Well, it didn’t stink, and it even won me a couple of contests. During this time, I learned that
a) 6-hour flights are actually pretty fun when you’re not jammed into economy class (thanks, scholarship!)
and b) it’s normal for 16-year-olds to receive fan mail and talk to Pulitzer Prize winners on the phone.
You know, those universal truths that apply to every teenager and make you have a balanced, even view of your own importance. Oh, and I never edited a single word of my poetry back then. Here’s part of what I submitted to the Bridport Prize in 2009:
in teeth, in trellis. “No place,” she hissed, “to grow
a world.” She wrote in books, kept everything defined
as it pleased her—inked in characters, lines,
gaps in the woodwork. A bright shock of candles
revealed where anonymous rodents ambled
inside. She was handsome, our encyclopedia—
inaccurate face, pale as anemia
patients’, and poorly arranged in a grin.
Her hands: cramped, curled, their skin
thin and marbled as vellum. She droned
on about lepers on islands, alone
and ravaged (“At least the guards had their guns
to love”), though the lepers, she knew, had done
it: they were happy.
It rambles on like that for two pages. I *think* somewhere buried in the inscrutable ruins of page 2 is some sort of weak point about racism, but that is as much as I can figure out.
Point is, I just dashed the thing off and sent it away from the nest long before it had legs, let alone could fly. That’s how I thought writers wrote.
I’m reminded of that famous Mark Twain quote:
“Substitute ‘damn’ every time you’re inclined to write ‘very’; your editor will delete it and the writing will be just as it should be.”
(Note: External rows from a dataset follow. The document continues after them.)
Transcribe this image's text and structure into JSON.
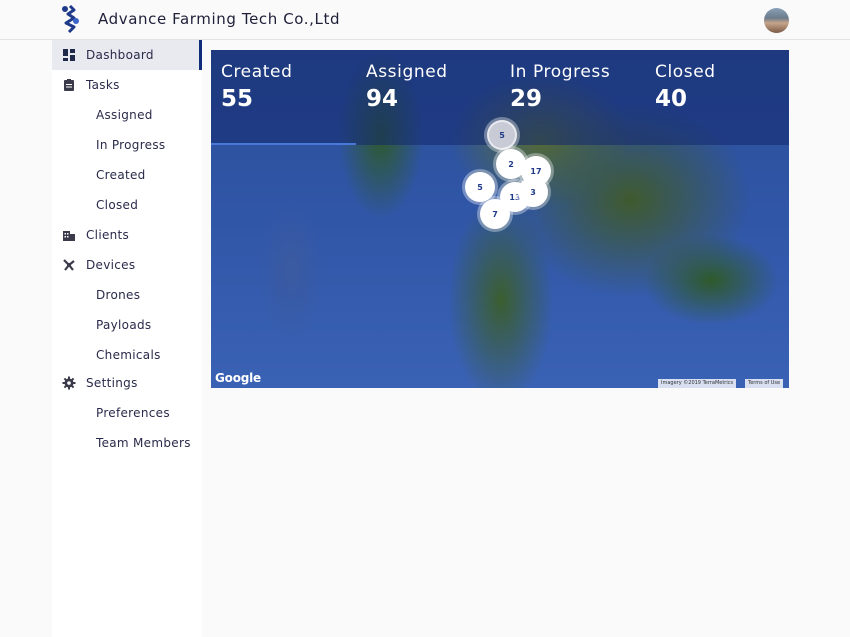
{
  "header": {
    "brand": "Advance Farming Tech Co.,Ltd"
  },
  "sidebar": {
    "items": [
      {
        "label": "Dashboard",
        "icon": "dashboard-icon",
        "active": true
      },
      {
        "label": "Tasks",
        "icon": "clipboard-icon"
      },
      {
        "label": "Assigned"
      },
      {
        "label": "In Progress"
      },
      {
        "label": "Created"
      },
      {
        "label": "Closed"
      },
      {
        "label": "Clients",
        "icon": "building-icon"
      },
      {
        "label": "Devices",
        "icon": "drone-icon"
      },
      {
        "label": "Drones"
      },
      {
        "label": "Payloads"
      },
      {
        "label": "Chemicals"
      },
      {
        "label": "Settings",
        "icon": "gear-icon"
      },
      {
        "label": "Preferences"
      },
      {
        "label": "Team Members"
      }
    ]
  },
  "stats": [
    {
      "label": "Created",
      "value": "55"
    },
    {
      "label": "Assigned",
      "value": "94"
    },
    {
      "label": "In Progress",
      "value": "29"
    },
    {
      "label": "Closed",
      "value": "40"
    }
  ],
  "map": {
    "clusters": [
      "5",
      "2",
      "17",
      "5",
      "13",
      "3",
      "7"
    ],
    "google_label": "Google",
    "imagery_label": "Imagery ©2019 TerraMetrics",
    "terms_label": "Terms of Use"
  },
  "colors": {
    "accent": "#0f2d7a",
    "nav_text": "#2a2a4a"
  }
}
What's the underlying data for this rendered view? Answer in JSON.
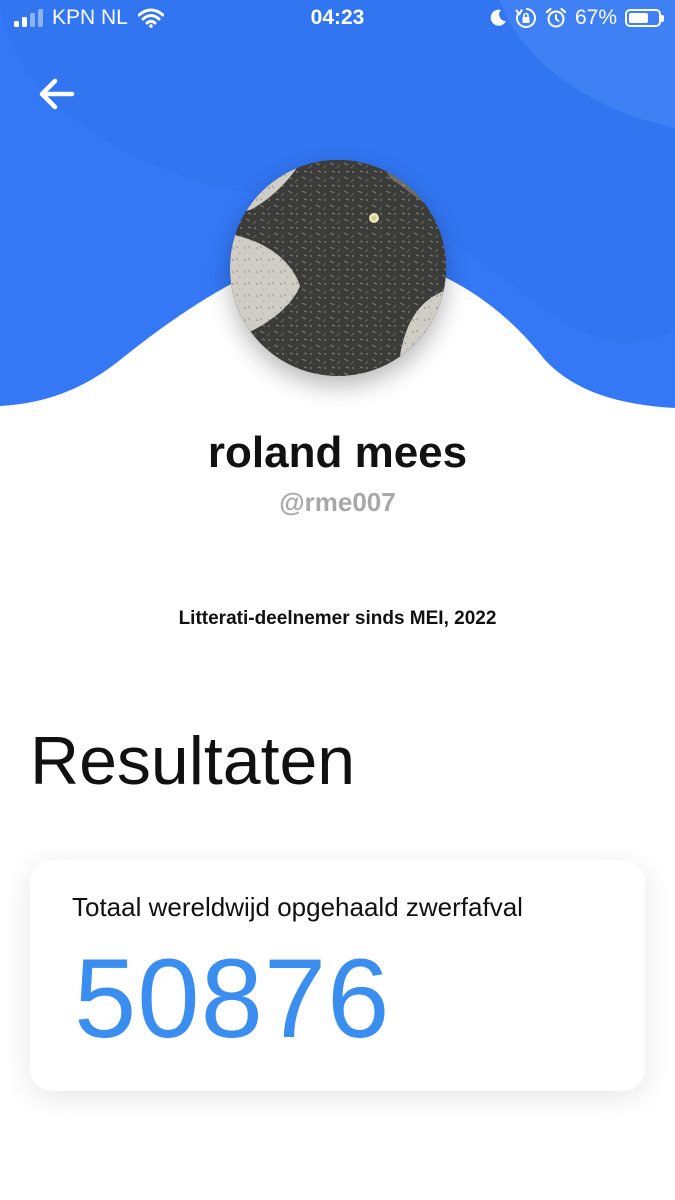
{
  "status_bar": {
    "carrier": "KPN NL",
    "time": "04:23",
    "battery_percent_text": "67%",
    "battery_level": 0.67,
    "icons": [
      "signal-icon",
      "wifi-icon",
      "moon-icon",
      "rotation-lock-icon",
      "alarm-icon",
      "battery-icon"
    ]
  },
  "header": {
    "back_icon": "arrow-left-icon",
    "accent_color": "#3478F6"
  },
  "profile": {
    "name": "roland mees",
    "handle": "@rme007",
    "member_since": "Litterati-deelnemer sinds MEI, 2022"
  },
  "results": {
    "title": "Resultaten",
    "card": {
      "label": "Totaal wereldwijd opgehaald zwerfafval",
      "value": "50876",
      "value_color": "#3A8EF0"
    }
  }
}
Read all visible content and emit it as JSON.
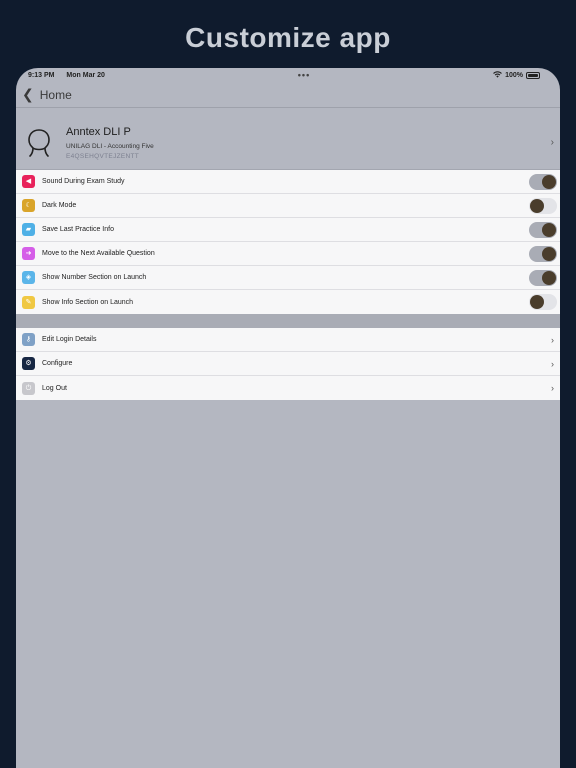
{
  "banner": {
    "title": "Customize app"
  },
  "status": {
    "time": "9:13 PM",
    "date": "Mon Mar 20",
    "battery": "100%"
  },
  "nav": {
    "back_label": "Home"
  },
  "profile": {
    "name": "Anntex DLI P",
    "subtitle": "UNILAG DLI - Accounting Five",
    "code": "E4QSEHQVTEJZENTT"
  },
  "settings": [
    {
      "label": "Sound During Exam Study",
      "icon": "speaker-icon",
      "color": "#e8225b",
      "on": true
    },
    {
      "label": "Dark Mode",
      "icon": "moon-icon",
      "color": "#d9a42a",
      "on": false
    },
    {
      "label": "Save Last Practice Info",
      "icon": "save-icon",
      "color": "#4fb0e6",
      "on": true
    },
    {
      "label": "Move to the Next Available Question",
      "icon": "arrow-icon",
      "color": "#d55ee8",
      "on": true
    },
    {
      "label": "Show Number Section on Launch",
      "icon": "layers-icon",
      "color": "#5bb5e9",
      "on": true
    },
    {
      "label": "Show Info Section on Launch",
      "icon": "info-icon",
      "color": "#f0c843",
      "on": false
    }
  ],
  "actions": [
    {
      "label": "Edit Login Details",
      "icon": "key-icon",
      "color": "#7fa1c6"
    },
    {
      "label": "Configure",
      "icon": "gear-icon",
      "color": "#172743"
    },
    {
      "label": "Log Out",
      "icon": "logout-icon",
      "color": "#c7c7cc"
    }
  ]
}
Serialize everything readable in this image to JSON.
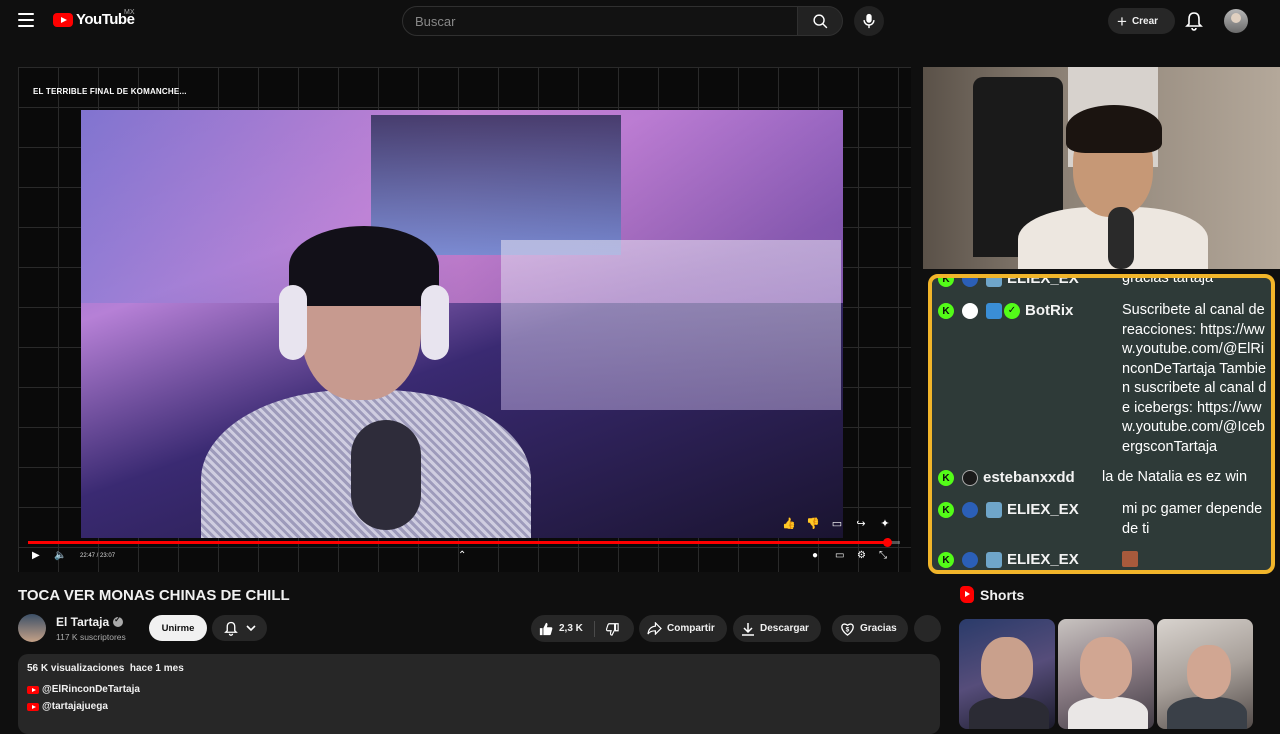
{
  "header": {
    "logo_text": "YouTube",
    "region": "MX",
    "search_placeholder": "Buscar",
    "create_label": "Crear"
  },
  "player": {
    "overlay_title": "EL TERRIBLE FINAL DE KOMANCHE...",
    "current_time": "22:47",
    "duration": "23:07",
    "time_display": "22:47 / 23:07",
    "progress": 0.9856
  },
  "chat": {
    "messages": [
      {
        "user": "ELIEX_EX",
        "text": "gracias tartaja"
      },
      {
        "user": "BotRix",
        "text": "Suscribete al canal de reacciones: https://www.youtube.com/@ElRinconDeTartaja Tambien suscribete al canal de icebergs: https://www.youtube.com/@IcebergsconTartaja"
      },
      {
        "user": "estebanxxdd",
        "text": "la de Natalia es ez win"
      },
      {
        "user": "ELIEX_EX",
        "text": "mi pc gamer depende de ti"
      },
      {
        "user": "ELIEX_EX",
        "text": ""
      }
    ],
    "kick_badge": "K"
  },
  "video": {
    "title": "TOCA VER MONAS CHINAS DE CHILL",
    "channel": "El Tartaja",
    "subscribers": "117 K suscriptores",
    "join_label": "Unirme",
    "likes": "2,3 K",
    "share_label": "Compartir",
    "download_label": "Descargar",
    "thanks_label": "Gracias"
  },
  "description": {
    "views": "56 K visualizaciones",
    "age": "hace 1 mes",
    "links": [
      "@ElRinconDeTartaja",
      "@tartajajuega"
    ]
  },
  "shorts": {
    "heading": "Shorts"
  },
  "colors": {
    "accent": "#ff0000",
    "chat_border": "#f1b52a",
    "kick_green": "#53fc18"
  }
}
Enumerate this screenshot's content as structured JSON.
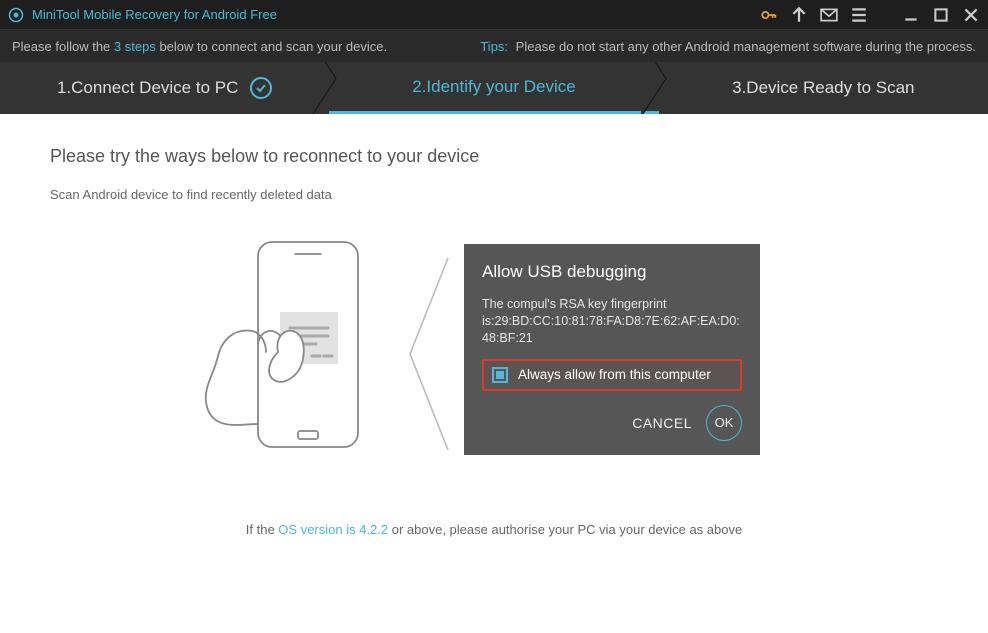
{
  "titlebar": {
    "app_title": "MiniTool Mobile Recovery for Android Free"
  },
  "infobar": {
    "left_pre": "Please follow the ",
    "left_link": "3 steps",
    "left_post": " below to connect and scan your device.",
    "tips_label": "Tips:",
    "tips_text": "Please do not start any other Android management software during the process."
  },
  "steps": {
    "s1": "1.Connect Device to PC",
    "s2": "2.Identify your Device",
    "s3": "3.Device Ready to Scan"
  },
  "main": {
    "heading": "Please try the ways below to reconnect to your device",
    "subheading": "Scan Android device to find recently deleted data"
  },
  "dialog": {
    "title": "Allow USB debugging",
    "text": "The compul's RSA key fingerprint is:29:BD:CC:10:81:78:FA:D8:7E:62:AF:EA:D0:48:BF:21",
    "always_label": "Always allow from this computer",
    "cancel": "CANCEL",
    "ok": "OK"
  },
  "footer": {
    "pre": "If the ",
    "link": "OS version is 4.2.2",
    "post": " or above, please authorise your PC via your device as above"
  },
  "colors": {
    "accent": "#4db8d8",
    "highlight_border": "#d53a2a",
    "dialog_bg": "#565656"
  }
}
My old writing includes copious metaphorical “damns” AND “verys”, but I didn’t have the perspective–wouldn’t let myself have perspective, more like–to see and delete them.
But I had ideas, gobs and gobs of ideas, and patient mentors who guided my hand like a stern but kind piano teacher making me do scales.
I’ve met a few young writers like me–either too cocksure or too unsure, and either way they usually have no idea what makes their “good” work good and their “bad” work bad. Every 16-year-old writer needs a very damn good editor to help them over this awkward hump. Which brings me to the time I reused my work.
I hadn’t looked at this one poem, which I wrote half for a friend and half for a poetry contest, in years. But the more I read through it, the more I realized I was mentally salvaging the bits that worked and chucking everything else, adding new starts and better stops. Editing my overexcited 16-year-old self. The result? I ended up with a piece for a contest I thought I’d have to skip that year. Guess I inadvertently took to heart the whole “put it in a drawer and look at it later” dictum. Just much, much later.
To your past and future embarrassments–may they yield you material.